ECA-Amarakaeri: Monitoring the Amarakeri Communal Reserve in Peru
ECA-Amarakaeri: Monitoring the Amarakeri Communal Reserve in Peru. Vidushi Yadav (illustrator). June 29, 2021. http://earthdefenderstoolkit.com/
Cover image for an illustrated case study published in June 2021 on the Earth Defenders Toolkit, about the Harabut, Matsiguenka, and Yine Indigenous people (and their ECA Amarakaeri organization) in Peru and their efforts to monitor and protect their ancestral territories as they have for centuries, but at the present supplemented by the use of state-of-the-art technology (such as the app Mapeo and drones) by community guards, park rangers and technicians. Their exemplary efforts have been recognized by the Equator Prize in 2019.
Rudo Kemper is a human geographer with a background in archives and digital storytelling, and a lifelong technology tinkerer. For the past decade he has worked in solidarity with Indigenous and Afro-descendant communities in the Amazon to map their ancestral lands and document their traditional knowledge and oral histories. He is passionate about co-creating and applying technology to support marginalized communities in defending their right to self-determination and representation, and being in control of telling their own stories.
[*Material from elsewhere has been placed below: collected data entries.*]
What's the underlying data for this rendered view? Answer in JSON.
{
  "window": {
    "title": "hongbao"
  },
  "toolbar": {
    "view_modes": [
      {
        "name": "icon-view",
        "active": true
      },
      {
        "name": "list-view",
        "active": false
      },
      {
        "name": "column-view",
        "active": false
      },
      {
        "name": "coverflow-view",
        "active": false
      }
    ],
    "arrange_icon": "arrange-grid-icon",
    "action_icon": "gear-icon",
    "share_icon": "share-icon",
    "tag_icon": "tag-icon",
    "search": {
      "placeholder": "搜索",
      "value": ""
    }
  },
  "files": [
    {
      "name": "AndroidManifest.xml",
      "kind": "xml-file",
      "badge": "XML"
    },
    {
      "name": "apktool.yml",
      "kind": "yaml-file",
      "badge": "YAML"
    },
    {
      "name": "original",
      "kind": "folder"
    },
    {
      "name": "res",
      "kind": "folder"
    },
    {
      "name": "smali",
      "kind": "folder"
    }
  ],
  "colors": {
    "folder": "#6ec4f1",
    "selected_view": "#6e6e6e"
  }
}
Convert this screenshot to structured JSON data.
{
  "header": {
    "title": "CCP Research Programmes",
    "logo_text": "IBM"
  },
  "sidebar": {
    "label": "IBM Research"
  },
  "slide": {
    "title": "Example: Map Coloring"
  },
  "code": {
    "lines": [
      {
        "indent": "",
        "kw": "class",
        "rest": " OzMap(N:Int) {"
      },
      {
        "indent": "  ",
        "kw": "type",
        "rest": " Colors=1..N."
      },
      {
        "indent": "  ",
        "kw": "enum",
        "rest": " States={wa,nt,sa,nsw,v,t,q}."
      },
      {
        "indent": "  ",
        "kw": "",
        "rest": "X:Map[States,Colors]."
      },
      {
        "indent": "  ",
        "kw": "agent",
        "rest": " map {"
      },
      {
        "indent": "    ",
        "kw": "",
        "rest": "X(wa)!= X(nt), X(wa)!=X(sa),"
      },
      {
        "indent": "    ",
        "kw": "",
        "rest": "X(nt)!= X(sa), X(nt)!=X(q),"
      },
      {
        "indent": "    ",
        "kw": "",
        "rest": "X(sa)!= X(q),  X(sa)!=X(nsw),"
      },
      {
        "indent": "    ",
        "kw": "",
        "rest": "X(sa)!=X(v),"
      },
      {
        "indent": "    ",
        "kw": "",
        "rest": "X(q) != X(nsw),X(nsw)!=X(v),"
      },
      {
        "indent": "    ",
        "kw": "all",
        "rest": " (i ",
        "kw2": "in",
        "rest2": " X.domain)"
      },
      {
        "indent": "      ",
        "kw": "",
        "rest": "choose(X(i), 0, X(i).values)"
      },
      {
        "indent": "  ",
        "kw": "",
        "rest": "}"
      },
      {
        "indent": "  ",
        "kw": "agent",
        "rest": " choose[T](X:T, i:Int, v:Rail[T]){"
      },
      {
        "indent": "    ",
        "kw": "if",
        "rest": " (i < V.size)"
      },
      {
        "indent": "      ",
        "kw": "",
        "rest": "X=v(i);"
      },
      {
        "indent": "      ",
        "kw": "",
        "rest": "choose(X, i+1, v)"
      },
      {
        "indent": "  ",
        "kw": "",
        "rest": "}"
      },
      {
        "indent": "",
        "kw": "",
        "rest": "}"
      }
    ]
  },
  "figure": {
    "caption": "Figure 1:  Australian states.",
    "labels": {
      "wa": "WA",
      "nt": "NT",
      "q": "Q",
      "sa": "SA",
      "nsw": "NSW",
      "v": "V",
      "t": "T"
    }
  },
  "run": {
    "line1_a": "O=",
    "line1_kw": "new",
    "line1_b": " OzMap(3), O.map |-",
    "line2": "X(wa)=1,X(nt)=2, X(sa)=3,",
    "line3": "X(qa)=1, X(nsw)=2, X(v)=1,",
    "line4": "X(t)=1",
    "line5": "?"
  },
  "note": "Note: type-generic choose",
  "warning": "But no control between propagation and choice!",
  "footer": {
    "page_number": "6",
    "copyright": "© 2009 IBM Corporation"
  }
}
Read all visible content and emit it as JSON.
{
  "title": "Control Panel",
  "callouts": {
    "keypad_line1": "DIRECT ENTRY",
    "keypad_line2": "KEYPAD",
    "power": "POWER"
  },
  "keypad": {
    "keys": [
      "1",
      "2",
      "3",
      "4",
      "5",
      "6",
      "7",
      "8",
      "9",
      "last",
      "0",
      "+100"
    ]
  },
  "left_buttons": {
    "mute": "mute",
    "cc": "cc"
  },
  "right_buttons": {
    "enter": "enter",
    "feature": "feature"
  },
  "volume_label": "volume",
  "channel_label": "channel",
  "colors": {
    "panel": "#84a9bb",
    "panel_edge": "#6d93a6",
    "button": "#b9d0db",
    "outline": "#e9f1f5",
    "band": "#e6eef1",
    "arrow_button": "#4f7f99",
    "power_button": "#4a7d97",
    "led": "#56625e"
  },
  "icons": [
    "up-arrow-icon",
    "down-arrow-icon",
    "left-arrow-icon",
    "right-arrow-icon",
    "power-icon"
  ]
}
Rudo currently works with Digital Democracy, where he is accompanying local communities across the globe in defending their lands, and stewarding the development of the Earth Defenders Toolkit, a new collaborative space for earth defender communities and their allies. He also serves on the executive boards of Native Land Digital and the International Society for Participatory Mapping, and is one of the core stewards of the open-source geostorytelling application Terrastories. Rudo is originally from Curaçao but is currently based in Springfield, Virginia.